Le gouvernement flamand de Matthias Diependaele (N-VA) est parvenu à un accord, lundi soir, concernant trois dossiers clés : des mesures de soutien face à la flambée des prix de l'énergie, un plan d’assouplissement des normes de l’eau potable et enfin un ajustement budgétaire.
Le gouvernement flamand s’accorde sur l’eau potable, des mesures de soutien pour l’énergie et un ajustement budgétaire
Mesures de soutien pour le prix de l’énergie
Un accord a d’abord été trouvé sur des mesures visant à alléger la facture énergétique. "Nous avons pris des mesures structurelles pour réduire la consommation d’énergie des ménages, des écoles et des entreprises", explique le ministre de l’Énergie Hans Bonte (Vooruit).
Le ministre réserve les détails concrets pour la conférence de presse prévue à 11 heures, ce mardi mais donne déjà quelques précisions : "Des moyens supplémentaires ont été dégagés pour aider les citoyens à rénover leur logement. Un accompagnement renforcé est également prévu pour les ménages, notamment via des audits énergétiques, afin de réduire leur facture", précise-t-il.

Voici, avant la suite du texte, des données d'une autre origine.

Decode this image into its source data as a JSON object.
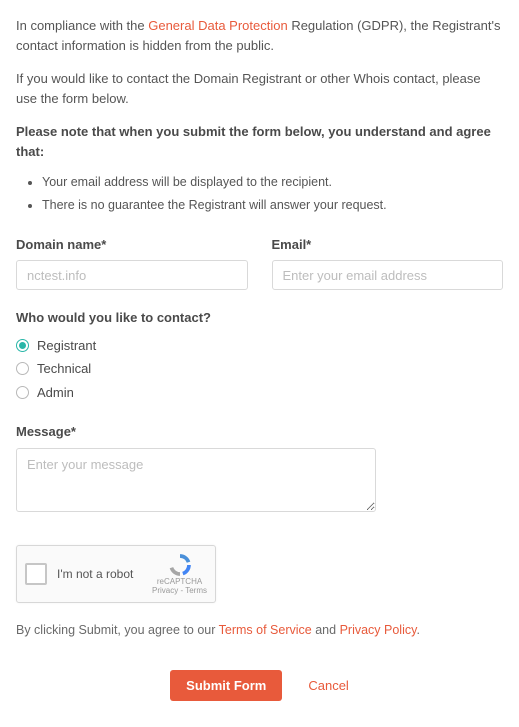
{
  "intro1": {
    "pre": "In compliance with the ",
    "link": "General Data Protection",
    "post": " Regulation (GDPR), the Registrant's contact information is hidden from the public."
  },
  "intro2": "If you would like to contact the Domain Registrant or other Whois contact, please use the form below.",
  "note": "Please note that when you submit the form below, you understand and agree that:",
  "bullets": [
    "Your email address will be displayed to the recipient.",
    "There is no guarantee the Registrant will answer your request."
  ],
  "fields": {
    "domain": {
      "label": "Domain name*",
      "value": "nctest.info"
    },
    "email": {
      "label": "Email*",
      "placeholder": "Enter your email address"
    },
    "contact_question": "Who would you like to contact?",
    "contact_options": [
      "Registrant",
      "Technical",
      "Admin"
    ],
    "contact_selected": 0,
    "message": {
      "label": "Message*",
      "placeholder": "Enter your message"
    }
  },
  "captcha": {
    "text": "I'm not a robot",
    "brand": "reCAPTCHA",
    "terms": "Privacy - Terms"
  },
  "agree": {
    "pre": "By clicking Submit, you agree to our ",
    "tos": "Terms of Service",
    "and": " and ",
    "pp": "Privacy Policy",
    "post": "."
  },
  "actions": {
    "submit": "Submit Form",
    "cancel": "Cancel"
  }
}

"Des moyens ont aussi été alloués aux entreprises pour favoriser une utilisation plus durable de l’énergie dans leurs processus de production. En prenant dès maintenant des mesures ciblées et structurelles, qui auront des effets à long terme, nous protégeons le pouvoir d’achat des ménages et des entreprises."
Plan eau potable
Un accord a également été conclu sur le plan eau potable du ministre de l’Environnement Jo Brouns (CD&V). Celui-ci vise notamment à répondre à la contamination de l’eau potable en Flandre occidentale par des triazoles, des produits de dégradation de pesticides antifongiques utilisés en agriculture.

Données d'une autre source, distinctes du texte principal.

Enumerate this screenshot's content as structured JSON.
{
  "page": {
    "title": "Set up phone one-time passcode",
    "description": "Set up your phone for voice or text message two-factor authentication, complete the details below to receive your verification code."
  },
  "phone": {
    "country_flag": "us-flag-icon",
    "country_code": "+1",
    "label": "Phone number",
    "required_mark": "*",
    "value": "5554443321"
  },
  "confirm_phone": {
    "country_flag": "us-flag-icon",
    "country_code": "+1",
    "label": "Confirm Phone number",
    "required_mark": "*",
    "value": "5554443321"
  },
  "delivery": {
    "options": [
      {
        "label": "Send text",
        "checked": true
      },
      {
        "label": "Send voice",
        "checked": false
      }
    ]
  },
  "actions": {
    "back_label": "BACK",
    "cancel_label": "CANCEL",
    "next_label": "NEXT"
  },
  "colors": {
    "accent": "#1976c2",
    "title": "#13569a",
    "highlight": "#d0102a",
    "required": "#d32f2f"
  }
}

Le plan prévoit de ramener les concentrations de triazoles à 0,1 microgramme par litre en Flandre occidentale, soit la norme européenne.

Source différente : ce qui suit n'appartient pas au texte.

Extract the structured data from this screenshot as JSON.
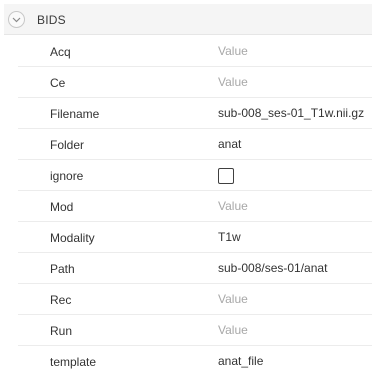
{
  "section": {
    "title": "BIDS",
    "toggle_icon": "chevron-down-icon"
  },
  "rows": [
    {
      "label": "Acq",
      "value": "",
      "placeholder": "Value"
    },
    {
      "label": "Ce",
      "value": "",
      "placeholder": "Value"
    },
    {
      "label": "Filename",
      "value": "sub-008_ses-01_T1w.nii.gz",
      "placeholder": "Value"
    },
    {
      "label": "Folder",
      "value": "anat",
      "placeholder": "Value"
    },
    {
      "label": "ignore",
      "checked": false
    },
    {
      "label": "Mod",
      "value": "",
      "placeholder": "Value"
    },
    {
      "label": "Modality",
      "value": "T1w",
      "placeholder": "Value"
    },
    {
      "label": "Path",
      "value": "sub-008/ses-01/anat",
      "placeholder": "Value"
    },
    {
      "label": "Rec",
      "value": "",
      "placeholder": "Value"
    },
    {
      "label": "Run",
      "value": "",
      "placeholder": "Value"
    },
    {
      "label": "template",
      "value": "anat_file",
      "placeholder": "Value"
    }
  ]
}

Prolongation de 3 ans de la dérogation en Flandre occidentale
Toutefois, il faudra du temps pour atteindre cet objectif. Le ministre prolonge donc de trois ans, jusqu’à fin 2029, la dérogation autorisant une concentration maximale de 1 microgramme par litre pour les sites de Blankaart, Zillebeke, Dikkebus et De Gavers. Bien que ce seuil soit dix fois supérieur à la norme européenne, le ministre a rappelé à plusieurs reprises qu’il reste sans danger.
Pour atteindre la norme européenne, des mesures sont imposées à tous les secteurs. L’agriculture devra éviter que certaines substances ne se retrouvent dans l’eau, notamment en utilisant les produits phytosanitaires de manière plus ciblée et plus prudente. À terme, plus de 30 produits de protection des cultures seront interdits.
Des bandes tampons seront également aménagées le long des cours d’eau dans les zones à problème, et les contrôles seront renforcés.
Pour les entreprises et l’industrie, davantage de clarté est prévue, ainsi qu’un suivi plus strict. L’objectif est de mieux cartographier les rejets de substances afin d’identifier plus rapidement les risques.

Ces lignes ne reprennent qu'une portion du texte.